Context and Problem Statement

When an operator opens a flagged telemetry section (warn/crit) in the dashboard, they see the metrics, the rule summary, and the rule reason — but no guidance on what to do. We want a short, consistent recommendation per warning, and, where the fix maps to kenny's existing capability tools, a one-click way to hand that fix to the operator's copilot.

This introduces a second LLM surface beyond the server-hosted chat (ADR-0009): a small, templated Haiku call dedicated to per-warning advice. The questions: how do we keep the output shape stable and cheap, how does an "auto-remediate" action flow into the chat without weakening the confirm-gate, and how does an operator interrupt a running turn.

Considered Options

  • Free-form chat prompt per warning — reuse the chat with an ad-hoc prompt. Cheap to build but the output drifts per warning and re-thinks every time.
  • Structured output (JSON tool/output_config.format) — guarantees fields but streams poorly (the prose is the thing we want to stream token-by-token).
  • Frozen, cached system-prompt template + sentinel directive (chosen) — one immutable system prompt fixes the 3-part shape (Diagnosis/Action/ Urgency); a trailing --- REMEDIATE/PROMPT sentinel carries the machine decision, which the server strips from the visible stream and emits as its own event. Results are cached per warning type and replayed as streamed deltas.

Decision Outcome

Chosen: the frozen-template + sentinel approach, on claude-haiku-4-5.

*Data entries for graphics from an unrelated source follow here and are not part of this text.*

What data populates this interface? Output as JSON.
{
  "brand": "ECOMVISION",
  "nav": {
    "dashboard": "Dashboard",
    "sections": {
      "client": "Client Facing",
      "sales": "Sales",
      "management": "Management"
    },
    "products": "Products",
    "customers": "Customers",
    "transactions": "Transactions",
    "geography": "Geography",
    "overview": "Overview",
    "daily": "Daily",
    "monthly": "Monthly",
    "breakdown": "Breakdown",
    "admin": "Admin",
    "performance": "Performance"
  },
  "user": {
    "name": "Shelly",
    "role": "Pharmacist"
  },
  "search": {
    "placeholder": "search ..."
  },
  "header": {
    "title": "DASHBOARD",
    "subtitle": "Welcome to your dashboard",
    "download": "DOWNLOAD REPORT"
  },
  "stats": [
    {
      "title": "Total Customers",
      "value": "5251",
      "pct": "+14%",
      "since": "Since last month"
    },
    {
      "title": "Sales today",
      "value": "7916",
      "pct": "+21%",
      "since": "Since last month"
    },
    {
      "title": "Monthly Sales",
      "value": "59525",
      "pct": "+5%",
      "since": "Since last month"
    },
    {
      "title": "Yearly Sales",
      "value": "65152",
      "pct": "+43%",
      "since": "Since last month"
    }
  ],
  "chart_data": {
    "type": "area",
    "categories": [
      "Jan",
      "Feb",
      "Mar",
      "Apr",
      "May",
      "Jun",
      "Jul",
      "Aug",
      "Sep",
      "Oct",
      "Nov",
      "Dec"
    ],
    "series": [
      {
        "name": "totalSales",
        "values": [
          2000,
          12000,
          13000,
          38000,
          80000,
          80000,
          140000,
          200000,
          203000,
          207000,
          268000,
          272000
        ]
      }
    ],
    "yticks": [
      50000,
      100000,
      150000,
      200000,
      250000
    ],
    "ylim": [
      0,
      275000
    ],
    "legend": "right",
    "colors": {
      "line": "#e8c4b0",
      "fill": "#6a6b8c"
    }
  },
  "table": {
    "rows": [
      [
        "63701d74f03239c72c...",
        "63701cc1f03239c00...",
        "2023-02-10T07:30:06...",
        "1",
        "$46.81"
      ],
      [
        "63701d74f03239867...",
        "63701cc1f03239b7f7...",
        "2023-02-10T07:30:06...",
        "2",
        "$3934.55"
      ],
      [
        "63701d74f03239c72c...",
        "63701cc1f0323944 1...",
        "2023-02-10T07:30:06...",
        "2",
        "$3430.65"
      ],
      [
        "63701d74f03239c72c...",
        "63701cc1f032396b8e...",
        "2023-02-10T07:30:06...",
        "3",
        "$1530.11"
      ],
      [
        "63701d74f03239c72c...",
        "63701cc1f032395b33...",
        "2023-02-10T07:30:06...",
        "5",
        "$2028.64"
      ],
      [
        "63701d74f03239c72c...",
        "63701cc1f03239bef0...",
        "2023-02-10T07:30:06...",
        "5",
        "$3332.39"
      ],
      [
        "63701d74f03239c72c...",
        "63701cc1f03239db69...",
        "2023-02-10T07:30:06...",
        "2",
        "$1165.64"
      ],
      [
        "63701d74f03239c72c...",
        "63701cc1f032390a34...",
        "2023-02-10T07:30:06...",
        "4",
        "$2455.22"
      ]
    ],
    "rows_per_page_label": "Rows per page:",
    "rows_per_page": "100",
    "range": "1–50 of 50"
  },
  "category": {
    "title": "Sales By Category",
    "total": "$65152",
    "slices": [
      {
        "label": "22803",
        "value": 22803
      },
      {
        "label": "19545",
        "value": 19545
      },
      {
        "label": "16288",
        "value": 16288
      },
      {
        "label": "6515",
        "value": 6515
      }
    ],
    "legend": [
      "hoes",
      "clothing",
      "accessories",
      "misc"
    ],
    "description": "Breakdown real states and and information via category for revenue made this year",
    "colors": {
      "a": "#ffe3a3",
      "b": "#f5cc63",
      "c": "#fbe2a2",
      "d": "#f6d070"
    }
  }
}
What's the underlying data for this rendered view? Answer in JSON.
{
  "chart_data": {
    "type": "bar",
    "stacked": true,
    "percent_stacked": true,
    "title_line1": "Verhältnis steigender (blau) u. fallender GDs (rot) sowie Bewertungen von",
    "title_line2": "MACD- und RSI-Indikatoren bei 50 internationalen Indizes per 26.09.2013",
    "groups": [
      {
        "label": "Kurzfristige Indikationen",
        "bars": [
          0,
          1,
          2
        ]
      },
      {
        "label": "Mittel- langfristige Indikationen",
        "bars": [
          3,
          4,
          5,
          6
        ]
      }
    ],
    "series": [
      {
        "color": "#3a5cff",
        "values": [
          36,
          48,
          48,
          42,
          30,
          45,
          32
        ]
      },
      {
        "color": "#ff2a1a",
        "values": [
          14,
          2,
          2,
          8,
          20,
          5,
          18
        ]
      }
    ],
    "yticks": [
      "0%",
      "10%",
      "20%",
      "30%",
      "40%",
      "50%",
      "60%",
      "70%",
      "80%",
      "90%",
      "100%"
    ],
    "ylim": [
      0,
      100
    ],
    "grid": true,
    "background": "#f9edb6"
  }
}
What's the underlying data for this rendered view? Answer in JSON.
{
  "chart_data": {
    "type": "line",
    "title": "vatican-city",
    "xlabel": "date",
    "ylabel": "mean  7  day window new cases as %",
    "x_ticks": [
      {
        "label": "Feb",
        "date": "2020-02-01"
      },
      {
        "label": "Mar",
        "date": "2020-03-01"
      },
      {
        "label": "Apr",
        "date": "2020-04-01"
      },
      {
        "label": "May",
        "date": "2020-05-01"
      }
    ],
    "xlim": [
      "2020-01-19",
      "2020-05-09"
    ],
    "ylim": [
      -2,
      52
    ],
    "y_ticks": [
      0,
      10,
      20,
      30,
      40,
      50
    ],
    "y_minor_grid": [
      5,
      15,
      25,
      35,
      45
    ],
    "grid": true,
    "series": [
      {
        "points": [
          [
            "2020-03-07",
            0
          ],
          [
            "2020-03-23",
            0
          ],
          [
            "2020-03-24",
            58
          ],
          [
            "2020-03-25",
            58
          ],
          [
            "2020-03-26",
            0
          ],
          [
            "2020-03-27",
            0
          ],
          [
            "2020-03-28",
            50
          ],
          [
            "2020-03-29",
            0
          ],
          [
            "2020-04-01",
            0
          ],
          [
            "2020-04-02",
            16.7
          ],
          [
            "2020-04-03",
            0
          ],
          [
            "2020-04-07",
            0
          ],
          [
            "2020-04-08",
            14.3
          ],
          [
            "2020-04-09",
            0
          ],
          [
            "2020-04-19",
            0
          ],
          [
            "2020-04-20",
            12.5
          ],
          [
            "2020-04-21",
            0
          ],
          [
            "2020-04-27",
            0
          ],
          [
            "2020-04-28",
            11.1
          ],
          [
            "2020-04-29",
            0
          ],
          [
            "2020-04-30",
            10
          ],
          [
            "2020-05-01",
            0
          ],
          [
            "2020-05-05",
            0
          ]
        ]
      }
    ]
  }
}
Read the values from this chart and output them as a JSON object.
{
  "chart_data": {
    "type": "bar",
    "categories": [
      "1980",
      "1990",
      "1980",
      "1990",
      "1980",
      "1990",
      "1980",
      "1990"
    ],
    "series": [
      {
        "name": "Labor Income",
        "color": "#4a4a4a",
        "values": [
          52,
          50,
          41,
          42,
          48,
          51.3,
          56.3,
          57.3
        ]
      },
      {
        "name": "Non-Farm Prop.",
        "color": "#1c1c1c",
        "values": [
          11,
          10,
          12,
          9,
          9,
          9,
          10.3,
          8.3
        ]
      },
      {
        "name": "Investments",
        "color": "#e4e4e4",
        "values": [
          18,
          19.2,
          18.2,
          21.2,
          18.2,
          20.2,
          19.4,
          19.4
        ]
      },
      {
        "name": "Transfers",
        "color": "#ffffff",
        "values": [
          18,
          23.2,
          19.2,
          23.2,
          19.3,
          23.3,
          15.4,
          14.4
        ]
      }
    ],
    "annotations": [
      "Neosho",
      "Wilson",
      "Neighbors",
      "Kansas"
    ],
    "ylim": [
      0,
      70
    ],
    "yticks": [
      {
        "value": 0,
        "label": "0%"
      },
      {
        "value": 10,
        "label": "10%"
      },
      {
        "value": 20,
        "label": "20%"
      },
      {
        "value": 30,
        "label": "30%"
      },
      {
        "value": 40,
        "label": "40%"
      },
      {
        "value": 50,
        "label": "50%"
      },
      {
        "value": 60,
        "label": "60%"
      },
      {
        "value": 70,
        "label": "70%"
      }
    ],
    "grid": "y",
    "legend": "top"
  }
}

  • Shape stability + cost. The system prompt is identical for every warning, so Anthropic prompt caching applies and the output never drifts. An in-memory result cache keyed on (section, status, reason||summary) makes the recommendation for e.g. "disk 91% full" shared across machines; cache hits are replayed as text_deltas so the UX is identical to a fresh generation.
  • Auto-remediation respects the confirm-gate. REMEDIATE: yes only when the fix maps to a catalogued capability tool. The button injects the suggested prompt into the server-hosted chat (scoped to that agent) and starts the turn; state-changing steps still pause at the confirm-gate (ADR-0008/0009). The injected prompt is shown as the user bubble, so the action is transparent.
  • Stop control. Because a turn can now start from a button press, the copilot gains a Stop button: the browser aborts the SSE fetch, the server cancels the streaming generator, and the next turn heals the session (drops a trailing unanswered tool_use assistant turn) so history stays valid for the API.
  • Availability. The block (and route) are offered only when an Anthropic API key is configured; /api/agent/{id} reports ai_enabled for the UI.

Consequences

  • Good: consistent, cheap, streamed guidance; a safe one-click remediation path that never bypasses operator confirmation; an interruptible copilot.
  • Good: no wire-contract or PROTOCOL_VERSION change — server + UI only; the Rust agent is untouched.
  • Bad: a second model/integration to maintain, and a sentinel-parsing step that must stay in sync with the template.
  • Bad: the result cache is process-memory only (lost on restart; not shared across replicas) — acceptable for a single-instance, self-hosted dashboard.

More Information

  • Builds on ADR-0008 (operator auth), ADR-0009 (server-hosted Claude chat), ADR-0016 (Anthropic-native tool naming).
  • Server: kenny_server/recommend.py, route POST /api/recommendation/stream and heal_session in kenny_server/chat.py. UI: the section-detail popup and copilot composer in kenny_server/webui/index.html.